ソニー・コンピュータエンタテインメント(SCEI)は、米Immersionとの振動コントローラに関する特許訴訟を終結し、Immersionが保有する全技術のポートフォリオを対象とした広範なライセンス契約に合意したと発表しました。
この裁判は、Immersion(イマージョン)が2002年に、SCE、SCEアメリカ、およびMicrosoftの振動コントローラにタッチ式フィードバック関連特許を侵害されたとして起こしたもの。Microsoftは後にImmersionと和解しましたが、SCEは訴訟を続け、一審で敗訴。SCEはこれを不服として控訴し、米連邦控訴裁で争っていました。
Immersionは今回の合意によって、SCEIが既に支払ったライセンス料に加え、過去分の損害賠償、金利、利息、費用などの支払いを受け取るという。SCEIはImmersionが持つ振動コントローラに関するライセンスを取得したとしており、特許の問題はこれで解決したということに。今回の金銭的条件は明らかにされていないませんが、SCEIは2007年1月30日公表のソニー連結業績見通しに対する影響は軽微だとしています。
SCEIが2006年11月11日に発売した最新型の据え置き型ゲーム機「プレイステーション 3」には、SIXAXISという無線コントローラが同梱していますが、「プレイステーション 2」用のコントローラであるDUALSHOCK2に搭載されていた振動機能は省かれ、代わりに傾きなどを検知する6軸検出システムが搭載されていました。これについてSCEI広報担当者は、「SIXAXISに振動機能が搭載されなかったことと、今回の訴訟は全く無関係で、もともと(DUALSHOCK2の振動機能を)そのままつけるつもりはなかった。スーパーコンピュータ並の性能を持ったCellと組み合わせるにふさわしい機能を搭載したいと考えていた」と、訴訟との関係を否定。
また、今回の訴訟終結によって、振動機能が搭載されたSIXASIXが発売されるかについても、「すぐさまSIXAXISに振動機能を搭載することはなく、予定もない」「あらゆる可能性は否定しないが、何も決まっていない」。

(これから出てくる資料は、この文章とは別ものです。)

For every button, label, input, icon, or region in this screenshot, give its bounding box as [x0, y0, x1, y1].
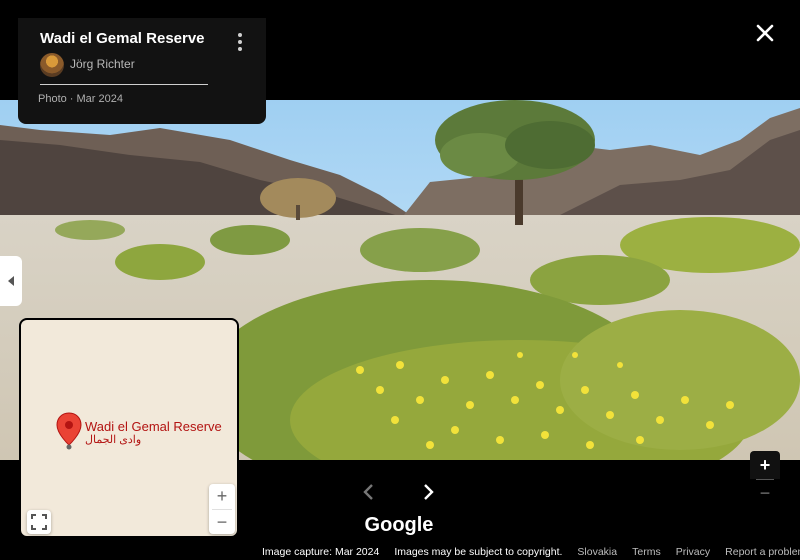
copyright-notice: Images may be subject to copyright. — [394, 546, 563, 558]
viewer-zoom-controls: + − — [750, 451, 780, 507]
footer: Image capture: Mar 2024 Images may be su… — [262, 546, 800, 558]
map-pin-icon — [56, 412, 82, 450]
divider — [40, 84, 208, 85]
google-logo: Google — [0, 514, 800, 537]
next-photo-button[interactable] — [419, 482, 437, 507]
collapse-panel-button[interactable] — [0, 256, 22, 306]
chevron-right-icon — [424, 484, 434, 500]
viewer-zoom-in-button[interactable]: + — [750, 451, 780, 479]
close-icon — [756, 24, 774, 42]
map-place-label-arabic: وادى الجمال — [85, 434, 142, 446]
viewer-zoom-out-button[interactable]: − — [750, 480, 780, 507]
image-capture-date: Image capture: Mar 2024 — [262, 546, 380, 558]
mini-map[interactable]: Wadi el Gemal Reserve وادى الجمال + − — [19, 318, 239, 538]
close-button[interactable] — [752, 20, 778, 46]
more-vert-icon[interactable] — [230, 30, 250, 54]
chevron-left-icon — [363, 484, 373, 500]
map-zoom-in-button[interactable]: + — [209, 484, 235, 509]
author-name[interactable]: Jörg Richter — [70, 57, 135, 71]
place-title: Wadi el Gemal Reserve — [40, 30, 205, 47]
photo-date: Photo · Mar 2024 — [38, 93, 123, 105]
avatar[interactable] — [40, 53, 64, 77]
report-problem-link[interactable]: Report a problem — [725, 546, 800, 558]
previous-photo-button[interactable] — [360, 482, 378, 507]
brand-text: Google — [364, 514, 434, 536]
privacy-link[interactable]: Privacy — [676, 546, 710, 558]
caret-left-icon — [8, 276, 14, 286]
terms-link[interactable]: Terms — [632, 546, 661, 558]
region-link[interactable]: Slovakia — [577, 546, 617, 558]
map-place-label[interactable]: Wadi el Gemal Reserve — [85, 419, 222, 434]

ただ、Immersionからライセンスを取得していることから、「今後、振動機能を搭載した新たなデバイスを出していく可能性はある。それも現行の振動機能ではなく、もっと新しいものをImmersionとともに開発できればいいのではないか」(同社広報)。
SCEI社長兼グループCOOの平井一夫氏とImmersion社CEO Victor Viegas氏はそれぞれ以下のようにコメント。
Immersion社 CEO Victor Viegas
「この訴訟を終結することができ、大変嬉しく思っています。SCEとの新たな業務提携によって、さらに進化した振動機能を全世界のプレイステーションゲームファンのために役立てていきたいと考えています。今後、プレイステーション製品群へのタッチフィードバック関連技術の搭載に向けて、様々な技術的な提案をしてまいります。」
SCEI 社長 兼 グループCOO 平井一夫
「ユーザーの皆様に常に進化した新しいゲーム体験をお届けできるようイマージョン社と共同で様々な可能性を模索してまいります。新たなパートナーシップを通じ、同社の技術を盛り込んだ新しく、革新的な製品の可能性が広がるものと期待しています。」